Barry Rosenbaum, owner of Nassau Candy in Hicksville, holds up...

Barry Rosenbaum, owner of Nassau Candy in Hicksville, holds up a new product. (June 8, 2010) Credit: Howard Schnapp

Who says you can't manufacture products on Long Island anymore?

Well, maybe not military jet airplanes, but certainly candy.

Nassau Candy in Hicksville has been turning out hundreds of different types of specialty confections for 80 years now.

But in April, Nassau Candy launched a brand of its own: Not Just Cereal, which is now sold in the snack aisles at 3,600 Walmarts across the country.

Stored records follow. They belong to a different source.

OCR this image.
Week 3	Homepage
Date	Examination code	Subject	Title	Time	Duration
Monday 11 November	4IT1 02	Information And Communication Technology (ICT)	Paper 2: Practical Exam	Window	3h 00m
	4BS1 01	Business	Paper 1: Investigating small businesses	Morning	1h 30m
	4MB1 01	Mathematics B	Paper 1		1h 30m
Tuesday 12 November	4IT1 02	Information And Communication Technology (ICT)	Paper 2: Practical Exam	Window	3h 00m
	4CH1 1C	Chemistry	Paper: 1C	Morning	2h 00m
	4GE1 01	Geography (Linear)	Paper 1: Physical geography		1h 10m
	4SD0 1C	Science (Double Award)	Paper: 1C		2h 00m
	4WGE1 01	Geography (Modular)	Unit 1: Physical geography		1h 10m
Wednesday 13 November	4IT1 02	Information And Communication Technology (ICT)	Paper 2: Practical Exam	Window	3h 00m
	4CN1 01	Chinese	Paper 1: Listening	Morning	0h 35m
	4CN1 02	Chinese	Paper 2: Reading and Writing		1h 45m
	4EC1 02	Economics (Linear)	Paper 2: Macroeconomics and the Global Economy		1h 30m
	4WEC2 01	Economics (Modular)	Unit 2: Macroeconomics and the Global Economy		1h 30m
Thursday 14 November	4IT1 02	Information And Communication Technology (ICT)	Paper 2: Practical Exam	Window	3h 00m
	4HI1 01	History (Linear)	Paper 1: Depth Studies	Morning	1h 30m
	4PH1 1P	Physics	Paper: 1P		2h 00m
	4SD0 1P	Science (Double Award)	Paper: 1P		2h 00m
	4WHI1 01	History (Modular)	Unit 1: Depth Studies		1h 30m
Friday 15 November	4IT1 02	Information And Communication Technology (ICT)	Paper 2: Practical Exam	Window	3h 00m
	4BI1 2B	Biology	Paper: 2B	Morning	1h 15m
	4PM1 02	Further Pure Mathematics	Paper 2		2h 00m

"The concept is a merger between a snack and a cereal," said Barry Rosenbaum, Nassau Candy's president. "Cereal is not just a breakfast food anymore. A lot of people don't think of it that way. They think of it as a snack."

Rosenbaum and his brother-in-law, Lesley H. Stier, bought Nassau Candy in 1984. When the company opened in the 1920s, it was on Front Street in Hempstead. Nassau Candy now occupies 250,000 square feet of space and employs 300 to 400 people.

When Rosenbaum, Nassau Candy's chief executive, and Stier, the chairman, took over, the company was a tobacco and candy distributor.

"We decided that was not our future," Rosenbaum said. Now, one-third of the business is manufacturing, another third is confectionery and the other third gourmet distribution.

But Rosenbaum and Stier thought the time had come to try something new. The chocolate-covered Not Just Cereal snacks comes in different flavors: fruit, cinnamon, toasted rice and honey toast. The manufacturing machines at Nassau Candy hum almost 24/7, spinning out candy in a variety of colors and shapes.

Manufacturing anything on Long Island is costly.

"We are in an Empire Zone," Stier said. "There are some incentives. But we stay because we are committed to this area." Nassau Candy is even expanding its facility.

Consumers would probably not consider Nassau Candy's cereal particularly healthy, said Jarrett Paschel, vice president of strategy and innovation at the Hartman Group Inc., a market research company in Bellevue, Wash.

Rosenbaum says Not Just Cereal is supposed to be a "fun" food that is fine "as long as it's not done to excess."